Recently, the city ended the use of inmate labor to dig graves, further destigmatizing the process, and Hunt says by July 2021 the parks department will take over full management of Hart Island. People will not have to go through the penal system to arrange visitations to this green space off the coast off the Bronx, with views of the Long Island Sound.
"Parks will turn it into a very peaceful place for people to visit," Hunt said. She says people who have been determined to get their loved ones disinterred often visit the island and change their minds.
In addition to the burial site, the island's been everything from a tuberculosis ward to a workhouse for prisoners to an amusement park for the black community, barred from ''whites only'' amusement parks.
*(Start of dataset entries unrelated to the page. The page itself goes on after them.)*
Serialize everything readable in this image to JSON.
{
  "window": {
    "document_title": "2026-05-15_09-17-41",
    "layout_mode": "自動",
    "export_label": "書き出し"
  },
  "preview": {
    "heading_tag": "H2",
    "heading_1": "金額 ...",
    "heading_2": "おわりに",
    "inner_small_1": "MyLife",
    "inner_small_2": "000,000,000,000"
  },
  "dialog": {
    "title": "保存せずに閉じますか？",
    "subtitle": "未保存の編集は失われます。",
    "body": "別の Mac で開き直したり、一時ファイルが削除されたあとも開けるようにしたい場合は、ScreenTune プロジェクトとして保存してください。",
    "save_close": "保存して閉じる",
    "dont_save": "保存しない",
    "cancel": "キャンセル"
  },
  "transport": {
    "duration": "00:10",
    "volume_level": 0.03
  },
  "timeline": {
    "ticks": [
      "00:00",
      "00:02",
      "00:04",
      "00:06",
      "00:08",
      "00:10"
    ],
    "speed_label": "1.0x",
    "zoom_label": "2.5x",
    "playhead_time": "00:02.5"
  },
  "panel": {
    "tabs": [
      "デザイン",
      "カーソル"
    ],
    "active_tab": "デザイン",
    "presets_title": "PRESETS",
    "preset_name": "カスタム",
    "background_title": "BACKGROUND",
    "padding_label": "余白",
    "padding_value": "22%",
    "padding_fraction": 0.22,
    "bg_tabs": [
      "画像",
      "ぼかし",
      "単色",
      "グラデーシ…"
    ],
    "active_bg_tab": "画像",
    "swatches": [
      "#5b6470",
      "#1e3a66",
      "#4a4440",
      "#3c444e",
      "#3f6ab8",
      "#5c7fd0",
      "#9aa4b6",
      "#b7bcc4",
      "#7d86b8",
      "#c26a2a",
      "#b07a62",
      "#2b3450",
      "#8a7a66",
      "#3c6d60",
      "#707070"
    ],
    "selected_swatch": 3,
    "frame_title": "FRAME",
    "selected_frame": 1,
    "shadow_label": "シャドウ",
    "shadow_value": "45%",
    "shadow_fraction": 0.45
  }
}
This right to a burial is one of New York's oldest laws
The policy on the right of burial in New York goes back to English common law. "It's part of the constitution of the state," said Hunt, "it's probably our oldest law."
The law says that if a family didn't agree to a city burial, or the body was mistakenly sent to Hart Island, the city is required to return the remains back to the family, provided they have a grave site in mind, up to 25 years later. That's why New York has places like Hart Island and it's why it doesn't cremate the dead, unlike states such as California, where unclaimed bodies can be cremated.
"There's only one thing the city can do and that's a Hart Island burial, and that will continue through this pandemic," said Hunt.
Hunt's mission right now is to demystify and destigmatize city burials for people, and she plans to continue to tell the stories of the people buried on the island with the Hart Island Project.
"The city is going to be very short of money after this," she said. "But we want to make sure that this is a priority, that we don't forget the people who died during this pandemic."